Despite its popularity in Northern states and abroad, Uncle Tom's Cabin caused outrage in the American South. Many locales that profited heavily from slave plantations banned the book, and one bookseller in Mobile, Alabama, was forced out of the area for carrying copies in his store. Stowe received numerous angry letters and threats in the mail from slaveholders and was once sent a box containing the severed ear of an enslaved person.
Stowe was raised in a devoutly religious family and her father, Lyman Beecher, was a famous Presbyterian minister. When asked about her reasons for writing the slave narrative, Stowe claimed she received divine inspiration. She stated simply, "I did not write it. God wrote it. I merely did His dictation."
Despite the novel's role in bringing the abolitionist cause to light, contemporary readers and critics often criticize the portrayals of African Americans in Uncle Tom's Cabin. Much in the way the term "Uncle Tom" has come to denote someone who shows sympathy toward oppressors, the novel's portrayals of African American children and mothers have been noted as inadvertently promoting negative images of rural black communities. While many critics still agree that the novel's impact on the abolitionist movement outweighs these stereotypes, Uncle Tom's Cabin can appear to have racist undertones if considered outside of its historical context.
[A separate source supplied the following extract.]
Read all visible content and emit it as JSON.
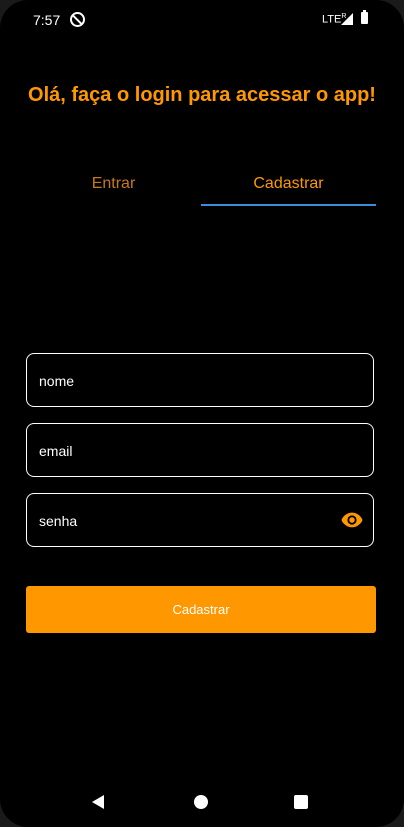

By the time Stowe famously met with Abraham Lincoln in 1862, Uncle Tom's Cabin had been out of print for several years. The novel had tremendous sales and a large print run, and the publisher John P. Jewett promoted it by advertising it as "The Greatest Book of Its Kind." However, Jewett faced financial hardships starting in 1857, and his publishing company closed in 1860. This situation delayed reprints of Uncle Tom's Cabin for years.
During the 1850s, the popularity of Uncle Tom's Cabin in the United States led to an interest in Britain and continental Europe. Although 1.5 million copies of the novel were sold in England during the first few years after its publication, these were mostly pirated volumes. There were an astonishing 20 pirated editions printed in Britain in 1852 alone, most likely because printers struggled to keep up with readers' demands.
The character Eva's death had a profound effect on readers of Uncle Tom's Cabin during its first years of publication. In 1852, 300 newborn girls were reportedly given the name Eva in Boston. One reader contacted Stowe, telling her that the novel had made her consider renaming her daughter after the character.